Cressingham, trapped with the other soldiers in the vice, was brutally killed. A chronicle at the time reported Wallace took “a broad strip [of Cressingham’s skin]…taken from the head to the heel, to make therewith a baldric for his sword.”. Pieces of Cressingham were cut up and taken as grizzly souvenirs by Scots:
“The Scots flayed him and divided his skin among themselves in moderate-sized pieces, certainly not as relics, but for hatred of him”

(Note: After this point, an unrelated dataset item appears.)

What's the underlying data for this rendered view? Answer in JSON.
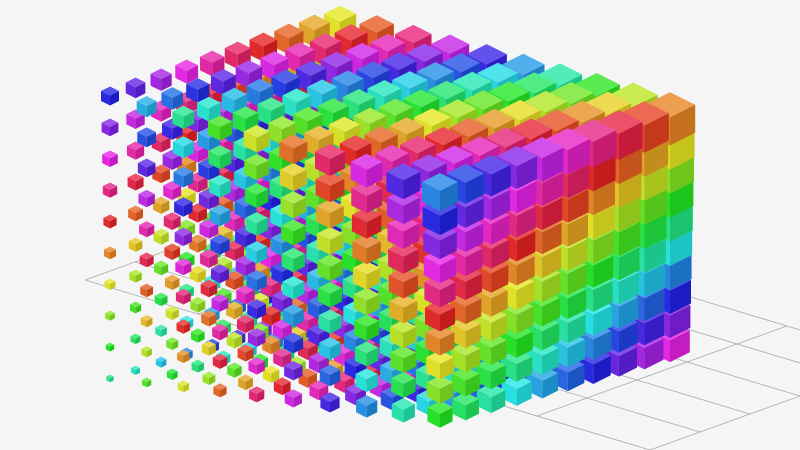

It’s unlikely any of the vanguard survived. Unable to run or even fight in such close quarters, over the course of a few hours the entire force was probably killed in the most horrible conditions imaginable. Warenne’s remaining army was still intact, however his nerves were shot. After the remaining knights had fled back across the bridge, he ordered it destroyed and abandoned Stirling Castle and it’s garrison, retreating for Berwick and leaving the Scottish Lowlands for the rebels.
The Dynamic Duo
The battle marked a turning point in the War of Independence, both in a shock to the English and a boost in confidence and support in Scotland. It’s unknown who planned the battle and who can take credit for the amazing ploy played by the Scottish, however the Battle of Stirling Bridge is interesting in its unconventional tactics displayed by the Scots. It was the genius of the Scots to take advantage of the arrogance and naivety of the English expecting a traditional pitched battle that led to such an amazing victory. Reading the events, it feels almost like the perfect melding of experience and tactics that the two leaders, Moray and Wallace, brought to the table. Moray’s knowledge and command of larger forces and experience with pitched battles against the English and Wallace’s notorious guerilla tactics and bold, brash and confident leadership all play a part in the battle and victory. Even more telling is the aftermath. It’s unknown how or when exactly Moray died, but it’s suggested that an injury sustained at the battle led to his death soon afterwards. This left Wallace in charge and, as we all know from Braveheart, his next meeting with the English was not nearly so successful. The Battle of Falkirk was a monumental defeat dealt by the English, and ultimately led to Wallace’s capture, trial and sentencing to death in London. Was his defeat because of a lack of knowledge of traditional pitched battles that Falkirk proved to be? Was it King Edwards clearly more knowledgeable command of the battle on the English side? Was Moray the key to the Scots victory at Stirling Bridge? We’ll never know, but one thing is for certain: Braveheart, Game of Thrones, you name it- none had the true genius, confidence, characters and unbelievable events of the Scottish Wars of Independence, and especially the events of the 11th of September 1297.